Current Commissioner Carlos Santiago, who joined in July 2015, announced in January that he plans to step down from the position that pays him a $243,734 salary. He initially targeted June as his departure date, but Gabrieli, the board’s chair, said Tuesday that Santiago will remain in his position “until we’re fully ready for that next leg of leadership.”

Gabrieli said choosing Santiago’s successor was an “agonizing decision” and described himself as “tinged by sadness” he could not approve all four candidates.

“I’ve had the chance to work with Mary Churchill, who I think is just an excellent member of our community. I really praise what she did in the context of Wheelock, the book she’s written, and many other elements of service,” Gabrieli said. “I did not know Marty Alvarado before, but I’m super impressed with her and feel 100 percent certain we will see Marty Alvarado doing some big things in higher education.
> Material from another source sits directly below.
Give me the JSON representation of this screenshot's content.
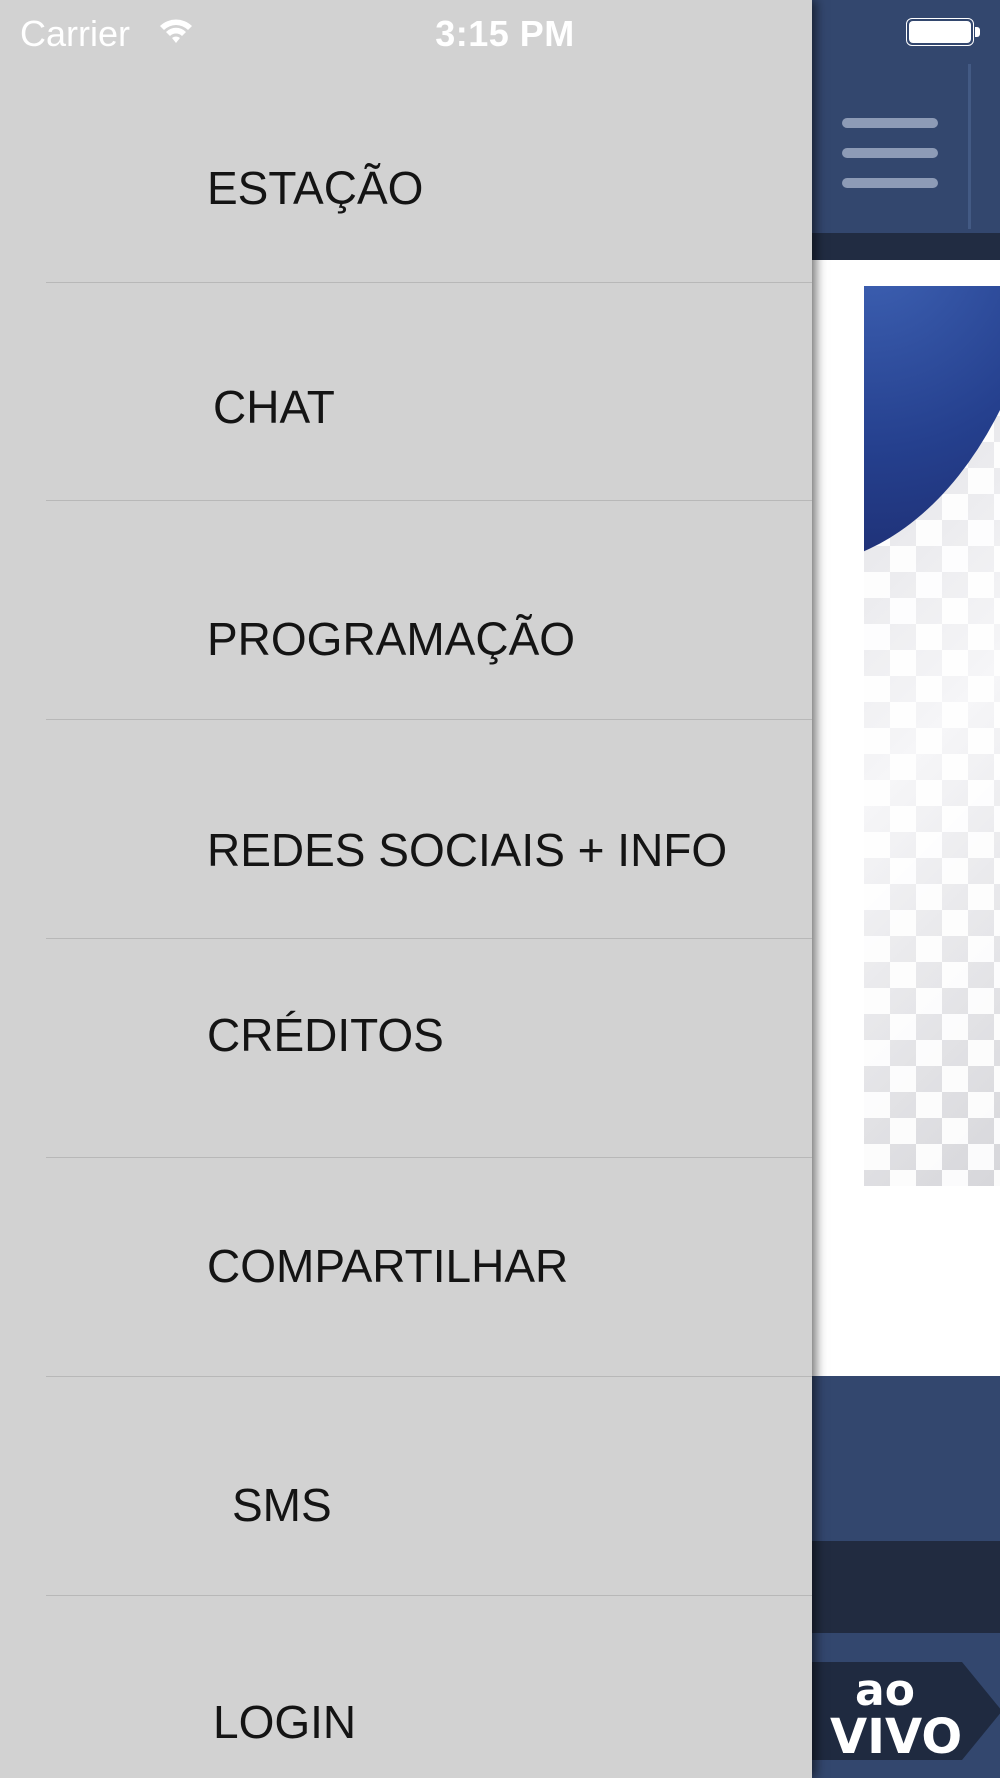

And Lane Glenn’s just a great guy who has been an excellent ally on many critical things and I think would be an excellent commissioner.”

“We had a unique situation here — to have someone who’s already served in that job put their hat forward speaks to the opportunity at hand,” he added about Ortega.
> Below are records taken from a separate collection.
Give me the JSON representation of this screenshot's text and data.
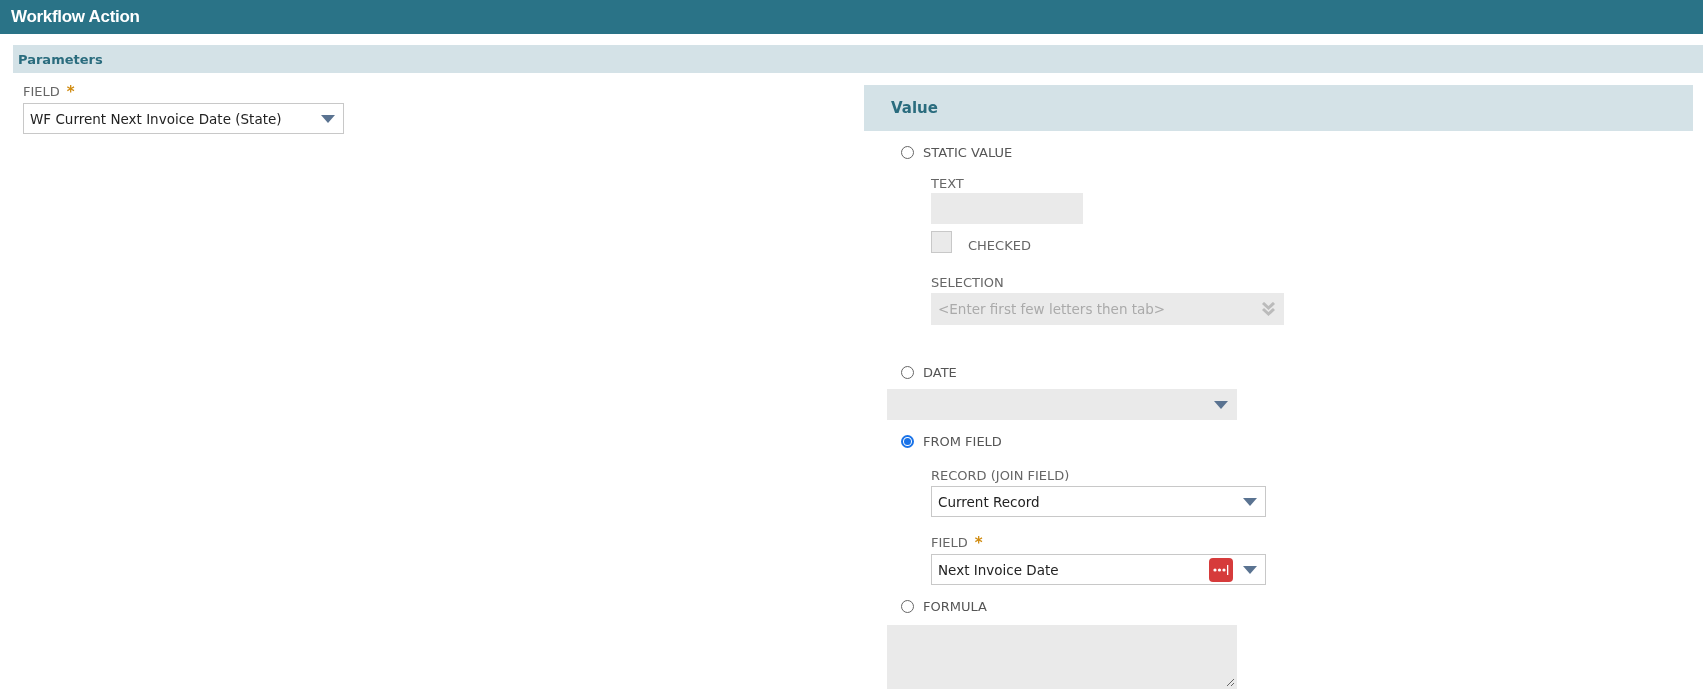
{
  "header": {
    "title": "Workflow Action"
  },
  "parameters": {
    "title": "Parameters",
    "field": {
      "label": "FIELD",
      "required_mark": "*",
      "value": "WF Current Next Invoice Date (State)"
    }
  },
  "value_panel": {
    "title": "Value",
    "options": [
      {
        "kind": "static",
        "label": "STATIC VALUE",
        "selected": false,
        "text": {
          "label": "TEXT"
        },
        "checkbox": {
          "label": "CHECKED",
          "checked": false
        },
        "selection": {
          "label": "SELECTION",
          "placeholder": "<Enter first few letters then tab>"
        }
      },
      {
        "kind": "date",
        "label": "DATE",
        "selected": false
      },
      {
        "kind": "from_field",
        "label": "FROM FIELD",
        "selected": true,
        "record": {
          "label": "RECORD (JOIN FIELD)",
          "value": "Current Record"
        },
        "field": {
          "label": "FIELD",
          "required_mark": "*",
          "value": "Next Invoice Date"
        }
      },
      {
        "kind": "formula",
        "label": "FORMULA",
        "selected": false
      }
    ]
  }
}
Ortega served for about two years as education secretary in Pennsylvania, much of it during the COVID-19 pandemic, before stepping down from that role in April. Before that, he worked for eight years at the University of Michigan in a range of academic and administrative roles and for nearly a decade at multiple public and private universities in Texas.

He told the board last week about his work in the Lone Star State improving access to higher education for lower-income students and students of color, pointing to satellite centers as “little, small wins that begin to pick up momentum in the idea of creating a college-going culture.”

Ortega is poised to take the reins as colleges and universities in Massachusetts chart a course away from the pandemic impacts that dominated the past two years and grapple with declining enrollment, demographic shifts and persistent high costs. He’s also on track to start the job with turnover in the executive branch about to take place once Baker leaves office in January.

In his interview last week, Ortega said he wants to identify “shortcomings” and ensure “we provide not just learning, but services to those who need it the most.” He spoke highly of the equity agenda and strategic vision the board outlined to boost participation and success among underrepresented populations, particularly during what Ortega described as “a time when education, educational attainment and even the outcomes associated with higher education are highly contested.”

“To me, that’s a really important vision strategy to set out,” Ortega said. “I gravitated to it immediately, thinking, here I am, I’ve been blessed with the opportunity to have been able to serve in a number of roles. CanI leverage my leadership to continue the good work that’s already been done … and really take the system from good to great to even greater?”